PEKİ BU TALEPLER NELERDİR.?
Kürtler Eskiye Benzer Yalana ,Hileye Hurdaya,Aldatmaya Kandırmaya İnkara dayalı Yeni bir açılım saçılımı gibi saçma sapan bir çözüm süreci tekrar yaşamak İstemeyeceklerdir.
PEKİ O HALDE NE İSTİYORLAR ?
Erdemli,haysiyetli,doğru bilgilere beyan ve taahhütlere dayali bu güne kadar doğuştan kazanılan ve gasp edimiş olan İlÂhi Adalet ve haklar temelinde insan Hakları evrensel beyannamesinde hukukla sabit olan eşit vatandaşlık haklarının yasal ve Anayasal güvenceler altına alınması hususunu ülkemiz ve Batı kamu oyu nezdinde gayri Kabulü Rücü beyan ve talep etmektedir.
1-Ana dilde A/Z ye tam kapsamlı eğitimin verilmesi yani ana okulundan üniversite eğitimine kadar tam ve kesintisiz bir eğitimin verilmesi yanında Türkçenin ve diğer dillerin de öğretilmesi gerekli olacaktır
Kürt halkı bu hizmetleri ödediği kendi öz vergileri karşılığında devletinden isteme ve talep etme hakkına sonuna kadar sahiptirler.
2-Kürt Halkının yoğun olarak bulunduğu bölgelerde ihtiyaç duyulan alanlarda kürt halkının gereksinim ve ihtiyaçlarına cevap verilmesi açısından Kürt dilinin ikinci bir dil olarak kullanılması şart ve gerekli olmuştur.

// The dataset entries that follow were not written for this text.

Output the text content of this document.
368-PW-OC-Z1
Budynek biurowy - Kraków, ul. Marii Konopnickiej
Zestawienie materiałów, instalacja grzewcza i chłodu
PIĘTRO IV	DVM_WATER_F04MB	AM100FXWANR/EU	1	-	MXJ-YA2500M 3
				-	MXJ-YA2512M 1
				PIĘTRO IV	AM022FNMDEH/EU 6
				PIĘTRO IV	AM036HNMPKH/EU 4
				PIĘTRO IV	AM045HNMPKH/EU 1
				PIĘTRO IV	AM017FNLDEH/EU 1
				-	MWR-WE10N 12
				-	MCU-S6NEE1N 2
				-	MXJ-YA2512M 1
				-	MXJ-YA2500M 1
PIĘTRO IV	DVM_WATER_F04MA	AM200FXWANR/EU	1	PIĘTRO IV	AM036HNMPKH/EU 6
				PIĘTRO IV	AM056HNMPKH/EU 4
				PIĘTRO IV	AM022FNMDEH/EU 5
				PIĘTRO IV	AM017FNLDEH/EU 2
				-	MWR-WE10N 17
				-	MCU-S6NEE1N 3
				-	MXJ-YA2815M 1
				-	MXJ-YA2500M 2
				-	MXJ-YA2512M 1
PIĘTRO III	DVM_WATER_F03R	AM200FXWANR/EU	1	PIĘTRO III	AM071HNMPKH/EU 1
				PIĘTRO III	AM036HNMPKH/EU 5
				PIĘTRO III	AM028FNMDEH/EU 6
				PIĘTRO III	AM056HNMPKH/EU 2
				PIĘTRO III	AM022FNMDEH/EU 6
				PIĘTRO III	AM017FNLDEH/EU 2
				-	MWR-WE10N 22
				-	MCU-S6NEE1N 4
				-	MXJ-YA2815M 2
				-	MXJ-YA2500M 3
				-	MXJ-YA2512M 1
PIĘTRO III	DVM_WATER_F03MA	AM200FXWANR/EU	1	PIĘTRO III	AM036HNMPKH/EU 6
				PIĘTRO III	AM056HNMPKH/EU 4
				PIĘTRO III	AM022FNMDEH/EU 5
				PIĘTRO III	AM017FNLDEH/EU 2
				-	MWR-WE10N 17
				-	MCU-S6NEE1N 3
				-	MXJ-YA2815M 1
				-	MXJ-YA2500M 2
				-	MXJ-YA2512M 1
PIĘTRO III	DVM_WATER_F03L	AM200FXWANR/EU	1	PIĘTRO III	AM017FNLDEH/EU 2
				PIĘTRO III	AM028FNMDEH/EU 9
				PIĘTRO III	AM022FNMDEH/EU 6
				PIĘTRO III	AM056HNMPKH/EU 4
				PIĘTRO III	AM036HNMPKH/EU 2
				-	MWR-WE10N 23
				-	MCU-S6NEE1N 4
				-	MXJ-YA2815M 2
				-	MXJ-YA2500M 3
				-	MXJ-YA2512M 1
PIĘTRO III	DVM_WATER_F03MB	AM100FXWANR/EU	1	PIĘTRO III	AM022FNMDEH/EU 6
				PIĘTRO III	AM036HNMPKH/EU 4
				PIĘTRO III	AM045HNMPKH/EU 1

3-Kürt dilinin inkarı (x) bilinmeyen bir dil denmesi Kürt halkına karşı işlenmiş olan çok büyük bir saygısızlık ve tarihsel olarak ta büyük bir ihanettir .
Kürtler antik ve neolotik çağa ait en az 25.000 yıllık bir tarihi olan anadolu ve mezopotamyanın asıl sahibi olan büyük bir halktır.
Kürt dili resmi dil olarak Selçuklular ve osmanlılar döneminde 1600 yıllarına kadar saray dili olarak kullanılmış ve bilinmektedir İddia edildiği gibi farsça değildir.Fars dili kürtçeden tebaruz etmiş bir dildir.
Türkiyenin Cumhuriyet döneminde artık bu ırkçı tekçi hastalıklı inkarcı zihniyetin utancından kurtulması şart ve gereklidir.
4-Tarihi kültürel yerleşim yerlerinin eski isimleri mutlaka tarihi köklerine uygun olarak yeniden taşınmalıdır.
5- Her bir şehrinde Güçlendirilmiş yerel yönetimler özerklik şartı Türkiye ve avrupa birliği için en uygun modeldir,bunun hayata geçirilöesi şart ve gereklidir.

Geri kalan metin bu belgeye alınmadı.